Abundant Living Vol. XIX, Issue 11

“Therefore encourage each other and build each other up.” – 1 Thessalonians 5:11 

As a grandfather myself, I find great wisdom in the story about the old Cherokee man teaching his grandson about life.  “A fight is going on inside of me,” he says to the boy.  “It’s a terrible fight between two wolves.  One is evil – he is full of rage, jealousy, arrogance, greed, sorrow, regret, lies, laziness, and self-pity.”  He continues, “The other is good – he is filled with love, joy, peace, generosity, truth, empathy, courage, humility, and faith.  This same fight is going on inside the hearts of everyone, including you.”  The grandson thinks about this for a few minutes, and then asks his grandfather, “Which wolf wins?”  The old man replies, “The one you feed.”
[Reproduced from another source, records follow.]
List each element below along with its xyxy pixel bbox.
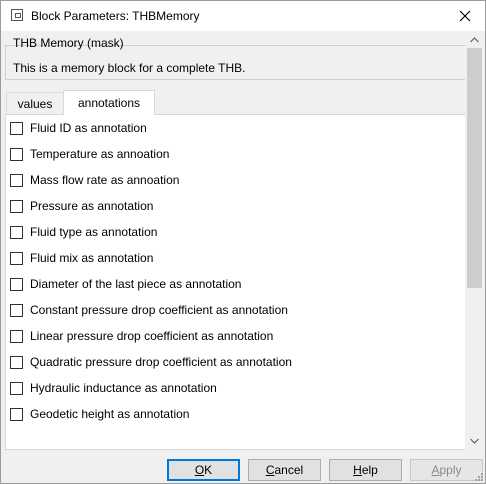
option-row[interactable]: Diameter of the last piece as annotation: [10, 275, 241, 293]
option-row[interactable]: Quadratic pressure drop coefficient as a…: [10, 353, 292, 371]
checkbox-label: Mass flow rate as annoation: [30, 173, 180, 187]
apply-mnemonic: A: [431, 463, 440, 477]
checkbox-label: Diameter of the last piece as annotation: [30, 277, 242, 291]
checkbox-label: Quadratic pressure drop coefficient as a…: [30, 355, 292, 369]
cancel-button[interactable]: Cancel: [248, 459, 321, 481]
checkbox[interactable]: [10, 407, 23, 421]
option-row[interactable]: Fluid mix as annotation: [10, 249, 153, 267]
chevron-down-icon: [470, 438, 479, 444]
checkbox-label: Geodetic height as annotation: [30, 407, 190, 421]
checkbox-label: Fluid type as annotation: [30, 225, 158, 239]
tab-values[interactable]: values: [6, 92, 64, 114]
close-button[interactable]: [445, 1, 485, 31]
checkbox-label: Temperature as annoation: [30, 147, 170, 161]
cancel-mnemonic: C: [265, 463, 275, 477]
option-row[interactable]: Linear pressure drop coefficient as anno…: [10, 327, 273, 345]
title-bar[interactable]: Block Parameters: THBMemory: [1, 1, 485, 31]
annotations-panel: Fluid ID as annotation Temperature as an…: [5, 114, 465, 450]
checkbox-label: Pressure as annotation: [30, 199, 154, 213]
checkbox[interactable]: [10, 381, 23, 395]
ok-mnemonic: O: [194, 463, 205, 477]
help-label: elp: [361, 463, 378, 477]
checkbox-label: Fluid ID as annotation: [30, 121, 147, 135]
option-row[interactable]: Hydraulic inductance as annotation: [10, 379, 217, 397]
mask-group-label: THB Memory (mask): [13, 36, 124, 50]
vertical-scrollbar[interactable]: [465, 31, 484, 449]
window-title: Block Parameters: THBMemory: [31, 9, 200, 23]
checkbox[interactable]: [10, 251, 23, 265]
help-button[interactable]: Help: [329, 459, 402, 481]
resize-grip-icon[interactable]: [474, 472, 484, 482]
option-row[interactable]: Fluid ID as annotation: [10, 119, 147, 137]
apply-button[interactable]: Apply: [410, 459, 483, 481]
checkbox[interactable]: [10, 329, 23, 343]
checkbox-label: Fluid mix as annotation: [30, 251, 154, 265]
mask-description: This is a memory block for a complete TH…: [13, 61, 246, 75]
checkbox-label: Constant pressure drop coefficient as an…: [30, 303, 288, 317]
checkbox[interactable]: [10, 225, 23, 239]
checkbox[interactable]: [10, 147, 23, 161]
option-row[interactable]: Mass flow rate as annoation: [10, 171, 179, 189]
scroll-up-button[interactable]: [465, 31, 484, 48]
tab-annotations-label: annotations: [77, 96, 141, 110]
checkbox[interactable]: [10, 121, 23, 135]
ok-button[interactable]: OK: [167, 459, 240, 481]
scroll-thumb[interactable]: [467, 48, 482, 288]
checkbox[interactable]: [10, 199, 23, 213]
apply-label: pply: [439, 463, 462, 477]
option-row[interactable]: Pressure as annotation: [10, 197, 153, 215]
checkbox-label: Hydraulic inductance as annotation: [30, 381, 217, 395]
tab-annotations[interactable]: annotations: [63, 90, 155, 115]
option-row[interactable]: Fluid type as annotation: [10, 223, 157, 241]
checkbox[interactable]: [10, 277, 23, 291]
dialog-window: Block Parameters: THBMemory THB Memory (…: [0, 0, 486, 484]
simulink-block-icon: [11, 9, 23, 21]
option-row[interactable]: Temperature as annoation: [10, 145, 169, 163]
checkbox[interactable]: [10, 355, 23, 369]
option-row[interactable]: Geodetic height as annotation: [10, 405, 189, 423]
scroll-down-button[interactable]: [465, 432, 484, 449]
help-mnemonic: H: [353, 463, 362, 477]
tab-values-label: values: [17, 96, 53, 111]
cancel-label: ancel: [274, 463, 304, 477]
checkbox-label: Linear pressure drop coefficient as anno…: [30, 329, 274, 343]
ok-label: K: [204, 463, 213, 477]
chevron-up-icon: [470, 36, 479, 42]
checkbox[interactable]: [10, 303, 23, 317]
option-row[interactable]: Constant pressure drop coefficient as an…: [10, 301, 288, 319]
checkbox[interactable]: [10, 173, 23, 187]
close-icon: [459, 10, 471, 22]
Part of our time this past weekend was spent cheering on one of our granddaughters who was competing in a gymnastics meet.  It is part of what we do as much a possible, attending sporting events, theater, recitals, concerts, and other events our grandchildren participate in.  Not that we play much of a role, as most of the heavy lifting is handled by their very capable and involved parents, like getting them there on time, seeing to it that they are prepared, dressed appropriately, and giving pep talks.  We mostly just show up to be part of the cheering section.

As passive as that may sound, grandparenting, as we have learned, is not a role to be entered into lightly.  Rather, grandparents’ relationships with grandchildren, if taken seriously, can be consequential in their formation.   It is the reason we show up as much as possible and be part of their lives as much as we can, not out of some sense of duty, but because we are genuinely interested in their activities, proud of their courage to get in the arena and participate and compete – win, place, or simply show up.

Which brings me back to the parable about the wise old Cherokee grandfather; for our grandchildren have those same two wolves fighting inside of them, as we all do, the one for evil versus the one for good.  But if we grandparents play our cards right by showing up and cheering them on as much as we are able, that might provide just the extra nourishment needed for the good wolf to prevail.  It is called encouragement.  “Therefore encourage each other and build each other up.”  And when we do, who knows, we might be feeding someone else’s good wolf too.